Kineta plans to execute on its clinical development program to unlock the potential of KVA12123. KVA12123 is expected to be a differentiated VISTA blocking immunotherapy to address the problem of immunosuppression in the tumor microenvironment. A Phase 1 / Phase 2 clinical trial evaluating KVA12123 alone and in combination with pembrolizumab in patients with advanced solid tumors will begin enrolling patients in January 2023. Additionally, the Company is advancing an anti-CD27 agonist immunotherapy to address the problem of exhausted T cells and is planning to submit an Investigational New Drug application (IND) in the first half of 2024.

"Closing the reverse merger with Yumanity and the PIPE financing round provides Kineta with the capital necessary to advance our lead program, KVA12123, into clinical development in cancer patients," said Shawn Iadonato, Ph.D., Chief Executive Officer of Kineta. "We remain on track to report interim safety and efficacy data for KVA12123 in patients with advanced solid tumors in late 2023. We greatly appreciate the support of our investors as we continue to deliver on our mission of developing next-generation immunotherapies that transform patients’ lives."

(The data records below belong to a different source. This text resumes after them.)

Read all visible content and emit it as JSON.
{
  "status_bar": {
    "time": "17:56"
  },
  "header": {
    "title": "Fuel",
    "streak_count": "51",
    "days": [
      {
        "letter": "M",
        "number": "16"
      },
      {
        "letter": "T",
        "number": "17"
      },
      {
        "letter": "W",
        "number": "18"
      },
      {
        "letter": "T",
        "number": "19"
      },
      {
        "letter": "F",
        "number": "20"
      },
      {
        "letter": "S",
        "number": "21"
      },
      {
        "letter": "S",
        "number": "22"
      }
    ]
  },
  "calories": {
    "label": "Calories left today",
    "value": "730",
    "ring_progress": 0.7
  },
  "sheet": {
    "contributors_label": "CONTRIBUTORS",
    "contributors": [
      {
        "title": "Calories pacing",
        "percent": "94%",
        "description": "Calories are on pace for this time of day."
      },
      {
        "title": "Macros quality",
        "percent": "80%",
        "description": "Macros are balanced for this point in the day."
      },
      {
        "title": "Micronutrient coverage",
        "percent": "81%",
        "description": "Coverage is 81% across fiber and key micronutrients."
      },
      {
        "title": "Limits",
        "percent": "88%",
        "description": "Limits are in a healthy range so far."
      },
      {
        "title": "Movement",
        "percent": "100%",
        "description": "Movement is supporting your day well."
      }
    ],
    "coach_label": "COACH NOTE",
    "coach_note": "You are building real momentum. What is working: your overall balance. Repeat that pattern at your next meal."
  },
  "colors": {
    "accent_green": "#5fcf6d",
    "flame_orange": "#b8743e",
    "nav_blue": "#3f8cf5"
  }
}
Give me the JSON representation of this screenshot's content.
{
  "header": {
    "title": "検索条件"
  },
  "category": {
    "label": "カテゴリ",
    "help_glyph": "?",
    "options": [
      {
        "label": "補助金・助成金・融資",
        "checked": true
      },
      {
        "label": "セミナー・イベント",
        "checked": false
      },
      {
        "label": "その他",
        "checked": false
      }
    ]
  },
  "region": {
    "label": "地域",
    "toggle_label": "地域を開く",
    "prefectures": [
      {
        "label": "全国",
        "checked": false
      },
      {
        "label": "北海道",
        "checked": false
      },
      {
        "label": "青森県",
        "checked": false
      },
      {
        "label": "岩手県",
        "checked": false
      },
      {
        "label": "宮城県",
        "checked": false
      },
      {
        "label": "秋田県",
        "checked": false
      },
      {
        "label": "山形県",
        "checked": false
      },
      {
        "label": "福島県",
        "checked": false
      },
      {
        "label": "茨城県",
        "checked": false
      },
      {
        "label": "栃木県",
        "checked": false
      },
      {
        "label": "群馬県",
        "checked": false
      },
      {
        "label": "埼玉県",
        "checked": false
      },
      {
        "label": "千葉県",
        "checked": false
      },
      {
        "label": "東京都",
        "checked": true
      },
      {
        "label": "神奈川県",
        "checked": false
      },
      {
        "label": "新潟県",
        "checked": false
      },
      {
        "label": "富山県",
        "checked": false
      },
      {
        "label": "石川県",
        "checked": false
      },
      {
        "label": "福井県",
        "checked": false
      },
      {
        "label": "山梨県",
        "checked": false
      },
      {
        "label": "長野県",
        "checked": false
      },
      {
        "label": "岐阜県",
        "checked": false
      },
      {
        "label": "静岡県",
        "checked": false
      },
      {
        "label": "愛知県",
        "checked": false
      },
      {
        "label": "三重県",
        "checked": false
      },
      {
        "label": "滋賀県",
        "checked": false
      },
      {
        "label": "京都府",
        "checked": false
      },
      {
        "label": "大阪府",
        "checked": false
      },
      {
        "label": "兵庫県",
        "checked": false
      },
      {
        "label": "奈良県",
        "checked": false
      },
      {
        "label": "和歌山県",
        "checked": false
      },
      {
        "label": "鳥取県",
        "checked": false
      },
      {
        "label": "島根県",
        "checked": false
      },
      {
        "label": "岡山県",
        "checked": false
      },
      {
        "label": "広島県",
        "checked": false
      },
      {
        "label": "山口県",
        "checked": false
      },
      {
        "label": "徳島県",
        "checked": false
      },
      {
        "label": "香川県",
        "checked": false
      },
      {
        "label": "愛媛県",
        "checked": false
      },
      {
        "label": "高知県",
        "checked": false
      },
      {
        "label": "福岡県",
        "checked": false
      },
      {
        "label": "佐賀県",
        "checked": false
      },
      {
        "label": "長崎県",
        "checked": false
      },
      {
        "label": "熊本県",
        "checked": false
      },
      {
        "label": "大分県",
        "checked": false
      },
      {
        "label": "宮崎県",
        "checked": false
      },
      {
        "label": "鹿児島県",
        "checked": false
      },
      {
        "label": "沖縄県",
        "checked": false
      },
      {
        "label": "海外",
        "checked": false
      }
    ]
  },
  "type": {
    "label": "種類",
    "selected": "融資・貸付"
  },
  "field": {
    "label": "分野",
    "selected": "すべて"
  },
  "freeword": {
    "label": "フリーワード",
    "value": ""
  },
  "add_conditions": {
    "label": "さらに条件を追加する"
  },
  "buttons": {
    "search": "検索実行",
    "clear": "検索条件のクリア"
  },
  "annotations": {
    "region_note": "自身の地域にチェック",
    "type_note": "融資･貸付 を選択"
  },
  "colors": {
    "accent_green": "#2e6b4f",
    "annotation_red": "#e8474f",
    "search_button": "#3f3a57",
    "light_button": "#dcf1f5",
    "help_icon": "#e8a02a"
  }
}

The management team of Kineta has become the management team of the combined company, led by Dr. Shawn Iadonato (Chief Executive Officer), Craig Philips (President), Keith Baker (Chief Financial Officer), Dr. Thierry Guillaudeux (Chief Scientific Officer), Pauline Kenny (General Counsel) and Jacques Bouchy (EVP Investor Relations & Business Development). The Board of Directors of the combined company has five directors, comprised of Shawn Iadonato, Raymond Bartoszek and Marion Foote, former members of the pre-combination Kineta Board of Directors, and Dr. Richard Peters and David Arkowitz, former members of the Yumanity Board of Directors.

H.C. Wainwright & Co., LLC served as advisor to Kineta for the merger and Orrick, Herrington and Sutcliffe LLP served as legal counsel to Kineta for the merger transaction and the PIPE financing. Goodwin Procter LLP served as legal counsel to Yumanity for the merger transaction.